White Student Union | |
Abbreviation: | WSU |
Formation: | 2012 |
Type: | Youth activist group |
Status: | Active |
Purpose: | To advocate for and protect European-American heritage and interests |
Location: | Towson, Maryland |
Region Served: | Towson University |
Language: | English |
Leader Title: | President |
Leader Name: | Matthew Heimbach |
Affiliations: | White nationalism |
The White Student Union (WSU) was an unaffiliated white supremacist organization founded in Towson, Maryland by Matthew Heimbach, at the time a Towson University student.[1] The group advocated for what it sees as the interests of "persons of European heritage".[2] It has been listed as a hate group by the Southern Poverty Law Center and the Anti-Defamation League.[3] The organization rejected this label, stating in a blog post that "We do not hate any other race and we do not wish anyone harm".[4] In May 2013 Heimbach said that the group would merge with the Traditionalist Youth Network[5] which Heimbach described as an effort to build "a wide coalition of Kinist, social conservatives, Traditionalist Christians, believers in Right-wing politics, and other factions of the pro-white movement."[6]

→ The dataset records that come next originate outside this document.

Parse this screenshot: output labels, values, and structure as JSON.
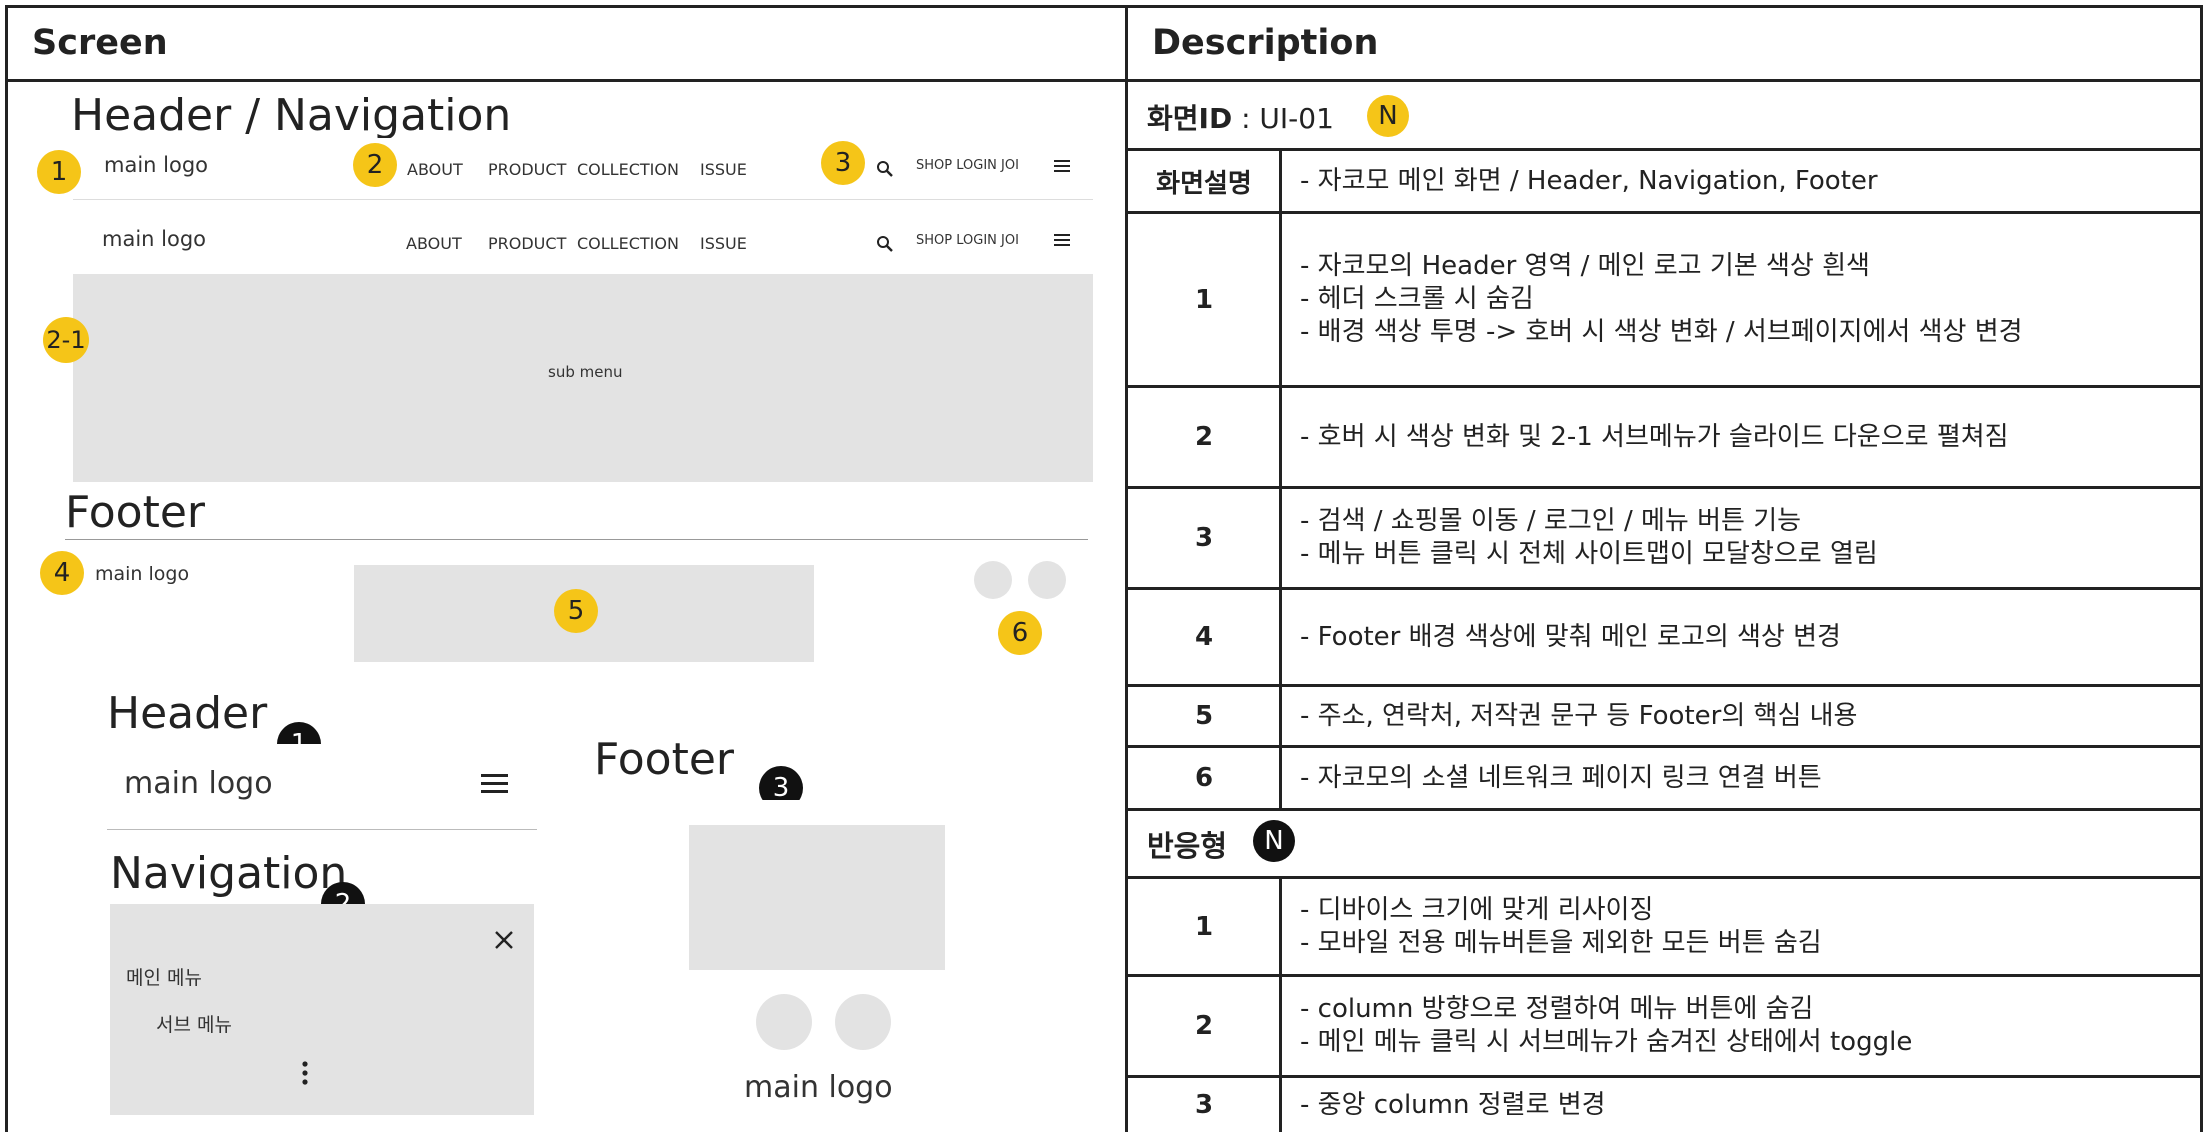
{
  "table_header": {
    "screen": "Screen",
    "description": "Description"
  },
  "left": {
    "section1_title": "Header / Navigation",
    "logo": "main logo",
    "nav": [
      "ABOUT",
      "PRODUCT",
      "COLLECTION",
      "ISSUE"
    ],
    "util_text": "SHOP LOGIN JOI",
    "submenu": "sub menu",
    "badges": {
      "b1": "1",
      "b2": "2",
      "b3": "3",
      "b21": "2-1",
      "b4": "4",
      "b5": "5",
      "b6": "6"
    },
    "footer_title": "Footer",
    "mobile": {
      "header_title": "Header",
      "nav_title": "Navigation",
      "footer_title": "Footer",
      "main_menu": "메인 메뉴",
      "sub_menu": "서브 메뉴",
      "badges": {
        "m1": "1",
        "m2": "2",
        "m3": "3"
      }
    }
  },
  "right": {
    "screen_id_label": "화면ID",
    "screen_id_value": " : UI-01",
    "screen_id_badge": "N",
    "rows": [
      {
        "num": "화면설명",
        "lines": [
          "-  자코모 메인 화면 / Header, Navigation, Footer"
        ]
      },
      {
        "num": "1",
        "lines": [
          "-  자코모의 Header 영역 / 메인 로고 기본 색상 흰색",
          "-  헤더 스크롤 시 숨김",
          "-  배경 색상 투명 -> 호버 시 색상 변화 / 서브페이지에서 색상 변경"
        ]
      },
      {
        "num": "2",
        "lines": [
          "-  호버 시 색상 변화 및 2-1 서브메뉴가 슬라이드 다운으로 펼쳐짐"
        ]
      },
      {
        "num": "3",
        "lines": [
          "-  검색 / 쇼핑몰 이동 / 로그인 / 메뉴 버튼 기능",
          "-  메뉴 버튼 클릭 시 전체 사이트맵이 모달창으로 열림"
        ]
      },
      {
        "num": "4",
        "lines": [
          "-  Footer 배경 색상에 맞춰 메인 로고의 색상 변경"
        ]
      },
      {
        "num": "5",
        "lines": [
          "-  주소, 연락처, 저작권 문구 등 Footer의 핵심 내용"
        ]
      },
      {
        "num": "6",
        "lines": [
          "-  자코모의 소셜 네트워크 페이지 링크 연결 버튼"
        ]
      }
    ],
    "responsive_label": "반응형",
    "responsive_badge": "N",
    "responsive_rows": [
      {
        "num": "1",
        "lines": [
          "- 디바이스 크기에 맞게 리사이징",
          "- 모바일 전용 메뉴버튼을 제외한 모든 버튼 숨김"
        ]
      },
      {
        "num": "2",
        "lines": [
          "- column 방향으로 정렬하여 메뉴 버튼에 숨김",
          "- 메인 메뉴 클릭 시 서브메뉴가 숨겨진 상태에서 toggle"
        ]
      },
      {
        "num": "3",
        "lines": [
          "- 중앙 column 정렬로 변경"
        ]
      }
    ]
  }
}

Heimbach continued to be active in white supremacist politics after graduating from Towson in 2013.
The group's existence caused a series of nationally reported controversies and accusations of promoting racial bigotry and white supremacy. It invited self-described "racial realist" Jared Taylor to speak at one of its meetings, which attracted an attendance of nearly 250.[7] Heimbach said he started the group because of "a culture of crime where primarily it's nonwhites doing it to white students and we perpetually have to live in a system of victimhood."[8] He also said "We'd also want to create a safe space for members who have filed hate/bias reports and who have had anti-white language used against them....Especially the female members who have heard 'cracker' and 'honkie,' and nothing has ever come of it. It’s a support network for a campus that is hostile toward white students."[9] [10]
The White Student Union sought but failed to get official recognition by the college, arguing that the college needed to officially recognize the group in order to show that it does not discriminate against white students. A change.org petition was circulated urging the campus not to recognize a "whites only" group.[11] The organization noted in a press release that the petition was based on the false assumption that the WSU would be a "whites only" group, despite the statement on the WSU website that "the organization invites people of all races, colors, and creeds to join together to celebrate European culture."[12]
The WSU received national attention for participating in community watch programs to "raise awareness" about violent crime that is primarily directed at the majority-white student body. Heimbach said that "the goal is not to go out and intimidate, the goal is not to go out and prove something, the goal is just to be an extra set of eyes and ears for the [Towson] community at large."[13] Organizations like the Southern Poverty Law Center and the Anti-Defamation League condemned these patrols as being racially motivated. The Southern Poverty Law Center said that the patrols were "a fairly obvious allusion, it appears, to the terroristic role of the Ku Klux Klan during Reconstruction."[14]
A 1990 article in the Chronicle of Higher Education mentions a number of white student unions created at the time to oppose racial integration and affirmative action; two of the unions obtained official recognition from their colleges.[15]